During its recently concluded October 2012 term, the Supreme Court of the United States decided seven cases that are likely to have a significant impact on class action practice. This term’s decisions addressed evidentiary standards for class certification, materiality in securities fraud class actions, jurisdiction under the Class Action Fairness Act, offers of judgment, the enforceability of class action waivers in arbitration clauses, and the use of state DMV databases to identify and solicit potential class action plaintiffs.

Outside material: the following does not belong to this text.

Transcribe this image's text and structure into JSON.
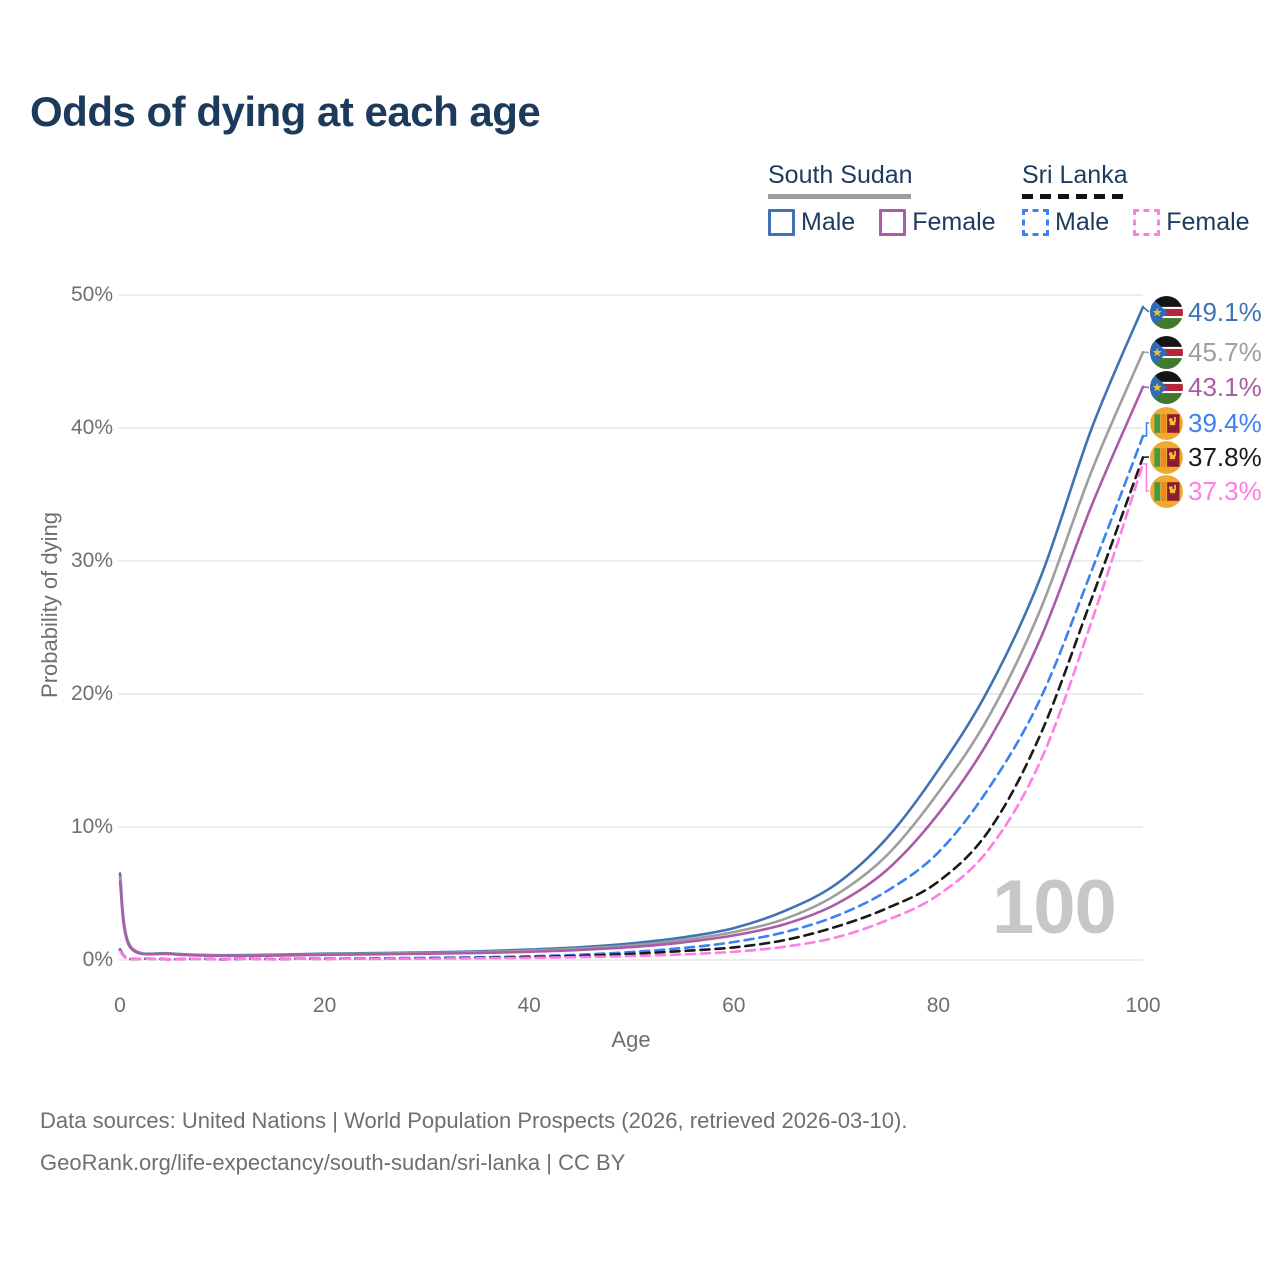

The October 2012 term decisions impacting class actions are discussed briefly below (with links to the Sutherland Legal Alerts on each case), followed by a summary of several cases the Supreme Court will hear during its October 2013 term that could resolve circuit splits on issues affecting class actions and derivative actions.
October 2012 Term -
Amgen, Inc. v. Connecticut Retirement Plans and Trust Funds, No. 11-1085 -
The Supreme Court affirmed certification of a federal securities fraud class action in Amgen, Inc. v. Connecticut Retirement Plans and Trust Funds. The Court held that, in a securities fraud class action based on the “fraud on the market theory,” class plaintiffs are not required affirmatively to prove materiality at the class certification stage. Rather, materiality is a question common to all members of the class in determining whether common issues predominate.